Une dernière chose. Dans le roman de Julianne Pachico paru le 16 mai, Avec un peu de chance (Plon, traduit par Séverine Weiss), qui nous raconte en gros les vingt dernières années de la Colombie (autant dire d’ailleurs que ça bouscule un peu), il y a un personnage, un homme, un prof, retenu prisonnier dans la forêt « depuis cinq ans, huit mois, deux semaines et cinq jours », ce qui fait qu’il est dans un état disons critique. Mais le matin, il se lève, il ne se roule pas par terre en criant qu’il veut mourir, il avale la bouillie qu’on lui sert et essaie de continuer à vivre. Et vous savez pourquoi ? Parce que, imperturbablement, tous les jours, il s’assoit, relève la tête, sourit, puis fait cours. À qui ? Eh bien aux plantes, aux feuilles, aux branches, et aux quelques cailloux aussi présents là (le gars n’est pas sectaire). Et il tient.

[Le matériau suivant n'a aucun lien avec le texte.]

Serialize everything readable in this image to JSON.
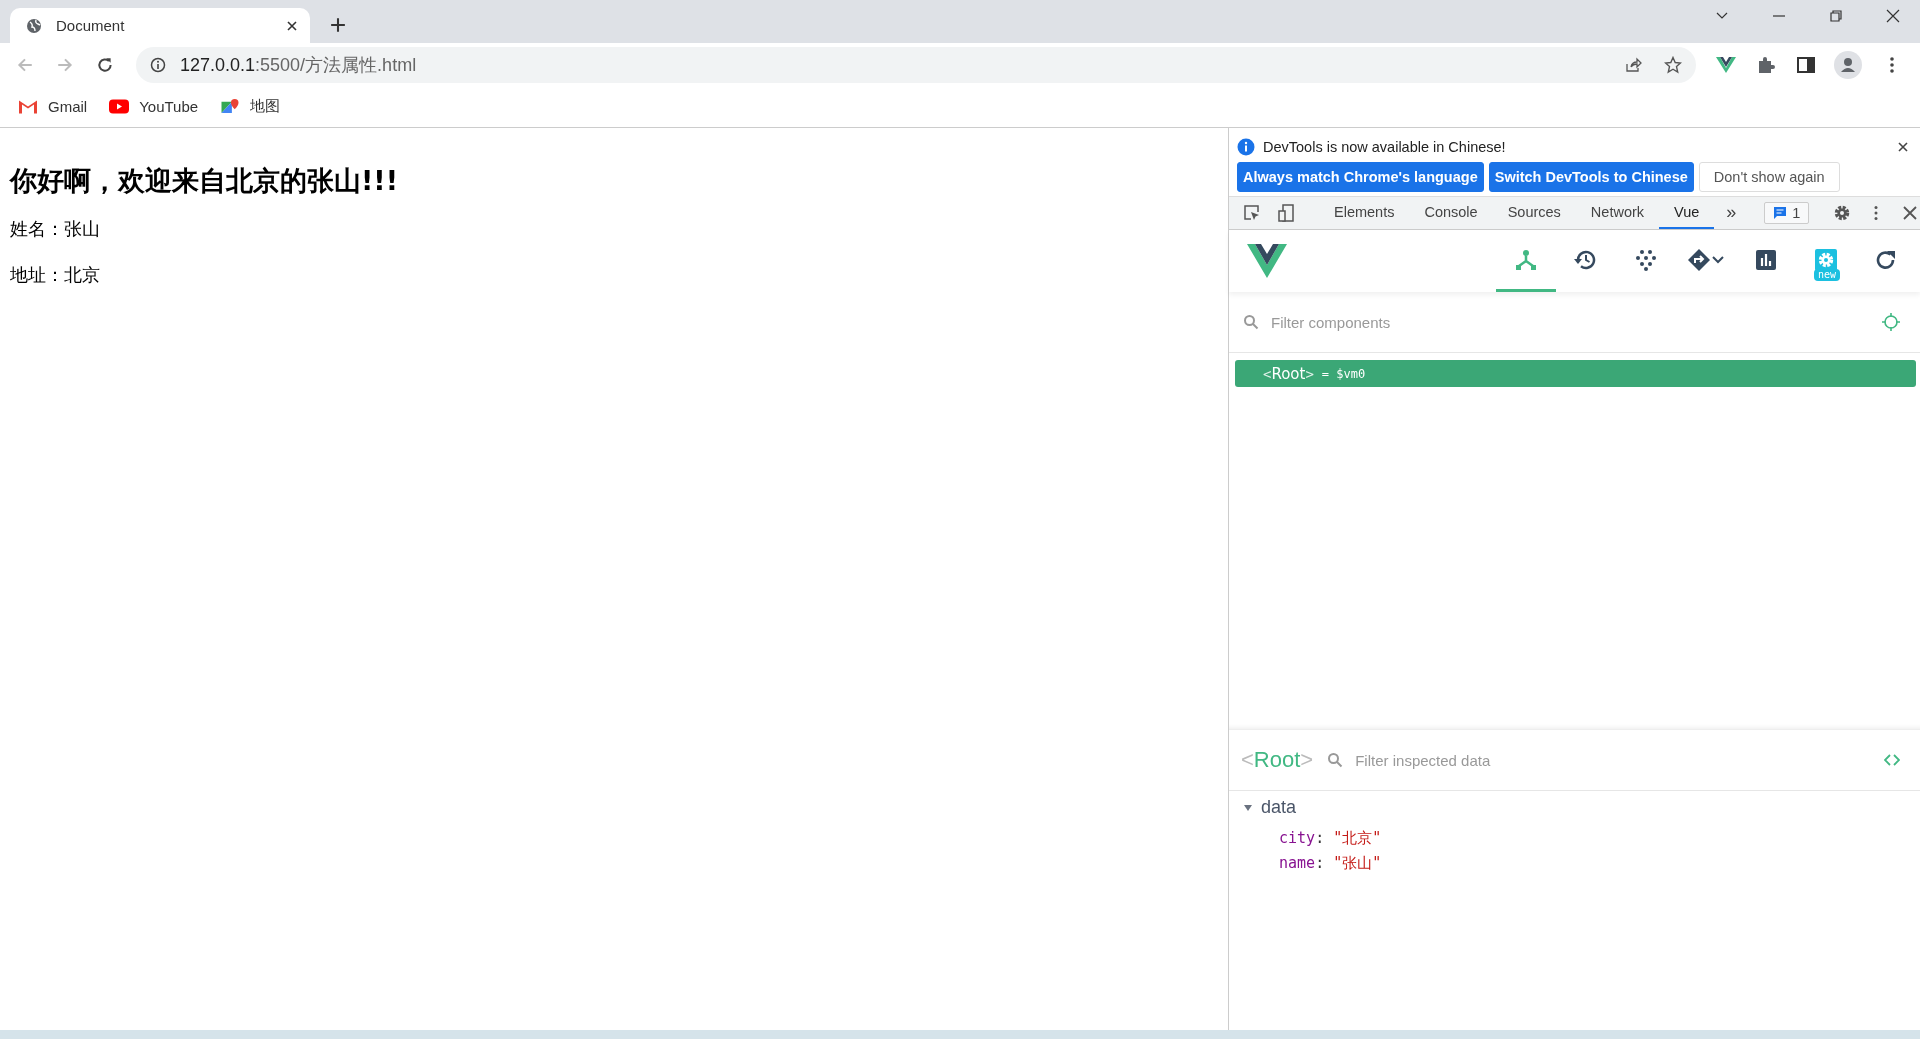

Alors si, un matin, vous vous réveillez en un endroit qui vous paraît inhospitalier (la France d’aujourd’hui par exemple) et que vous avez du vague à l’âme, n’oubliez pas : les plantes sont là, à portée de main et d’arrosoir, qui, peut-être, un jour, allez savoir, pourraient vous sauver la vie.
Tous des lichens ?
Nathalie Peyrebonne
Ordonnances littéraires
[1] Mais pas les livres de Nicolas Hulot, n’est-ce-pas, je veux parler, j’espère que c’est clair, des livres traitant de la question végétale, et dans une optique intelligente.